Simply a Strong Variant

Introduction

There is wide agreement that C++ needs a type-safe union type and the significant number of "variant" implementations in the wild confirms that it fills a practical need for many developers.1 On the other hand, how exactly to implement a variant has been an item of much controversy of late. This is witnessed by many hundreds of variant emails on the standard library mailing list and the heated discussions invoked by related blog posts.23 The danger, of course, with all the controversy is that consensus will not be achieved and that software developers will suffer the effects of widespread divergent implementations of a library considered to be an essential "vocabulary" type.

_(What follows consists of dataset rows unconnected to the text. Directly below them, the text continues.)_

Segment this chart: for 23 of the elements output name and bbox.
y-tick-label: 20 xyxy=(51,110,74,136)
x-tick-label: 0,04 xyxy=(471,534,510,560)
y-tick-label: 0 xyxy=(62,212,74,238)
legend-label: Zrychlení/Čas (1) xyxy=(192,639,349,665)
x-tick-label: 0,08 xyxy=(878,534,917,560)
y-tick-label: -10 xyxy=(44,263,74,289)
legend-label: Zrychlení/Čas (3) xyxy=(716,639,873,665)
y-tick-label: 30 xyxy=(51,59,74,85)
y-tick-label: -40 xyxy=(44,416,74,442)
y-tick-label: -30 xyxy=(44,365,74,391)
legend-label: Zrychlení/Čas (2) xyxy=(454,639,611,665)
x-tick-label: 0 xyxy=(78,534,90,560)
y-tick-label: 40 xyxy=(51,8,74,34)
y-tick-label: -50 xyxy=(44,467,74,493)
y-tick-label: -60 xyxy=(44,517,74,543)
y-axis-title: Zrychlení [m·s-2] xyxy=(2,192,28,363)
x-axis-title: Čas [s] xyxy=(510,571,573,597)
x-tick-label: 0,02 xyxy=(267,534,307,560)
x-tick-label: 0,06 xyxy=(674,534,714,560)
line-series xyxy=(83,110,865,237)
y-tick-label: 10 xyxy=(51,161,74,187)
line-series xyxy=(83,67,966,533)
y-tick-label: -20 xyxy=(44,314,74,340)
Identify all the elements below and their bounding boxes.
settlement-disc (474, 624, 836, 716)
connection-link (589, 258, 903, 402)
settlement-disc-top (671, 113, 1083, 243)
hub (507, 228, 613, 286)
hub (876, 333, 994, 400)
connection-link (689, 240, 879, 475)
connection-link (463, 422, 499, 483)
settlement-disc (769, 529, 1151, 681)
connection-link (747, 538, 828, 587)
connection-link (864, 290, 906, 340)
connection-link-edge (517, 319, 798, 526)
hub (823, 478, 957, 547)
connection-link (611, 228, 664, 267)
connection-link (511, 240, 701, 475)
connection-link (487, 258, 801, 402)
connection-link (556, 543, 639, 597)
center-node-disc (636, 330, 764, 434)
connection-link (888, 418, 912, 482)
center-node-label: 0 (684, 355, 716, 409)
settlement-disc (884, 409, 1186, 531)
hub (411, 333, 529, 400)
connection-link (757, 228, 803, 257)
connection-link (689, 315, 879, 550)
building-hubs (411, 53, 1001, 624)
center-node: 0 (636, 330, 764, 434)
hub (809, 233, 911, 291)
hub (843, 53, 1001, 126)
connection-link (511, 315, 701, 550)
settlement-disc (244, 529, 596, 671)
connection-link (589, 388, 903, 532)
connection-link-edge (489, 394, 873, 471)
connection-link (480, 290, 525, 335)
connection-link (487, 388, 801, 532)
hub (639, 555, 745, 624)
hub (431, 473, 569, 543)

This paper is an attempt to bridge the divide by proposing a hitherto undiscussed option. To the author's surprise, this attempt at a compromise has the unusual properties of being both more flexible and more simple (in both specification and usage) than the competing alternatives.

In a nutshell, we are proposing a variant implementation that has the never-empty guarantee, preserves strong type safety, and gives implementers the flexibility to optimize their implementations based on the alternative types. As it turns out, this simple specification meets the needs of opposing camps and provides an interface that will allow more optimizations as language improvements come about in the future.

Design Considerations

Never empty

At the May 2015 meeting at Lenexa there was consensus that the variant type should model the mathematical concept of the discriminated union. This decision led to more consistency and provided guidance as to what the interface should look like. This is particularly true with regard to whether or not to allow repeated alternative types and how to handle conversions.

Although this consensus was achieved at Lenexa, there was a lingering contradiction between the attempt to model a discriminated union and the proposed implementation; namely, there is no mathematical equivalent of an "invalid" state. Although the committee took pains to limit the conditions required to get into the invalid sate, it nonetheless complicated the semantics of variant. Consider the following function declaration:

void f( std::variant<A,B,C> & );

f may or may not be able to properly handle an "invalid" variant. Although most functions with variant parameters do not need to handle an "invalid" variant, there are some that do and we need to distinguish between them. This can be somewhat obviated by having a coding standard that states "unless otherwise specified, variant parameters have a validity precondition", but the extra complication of the semantics still remains.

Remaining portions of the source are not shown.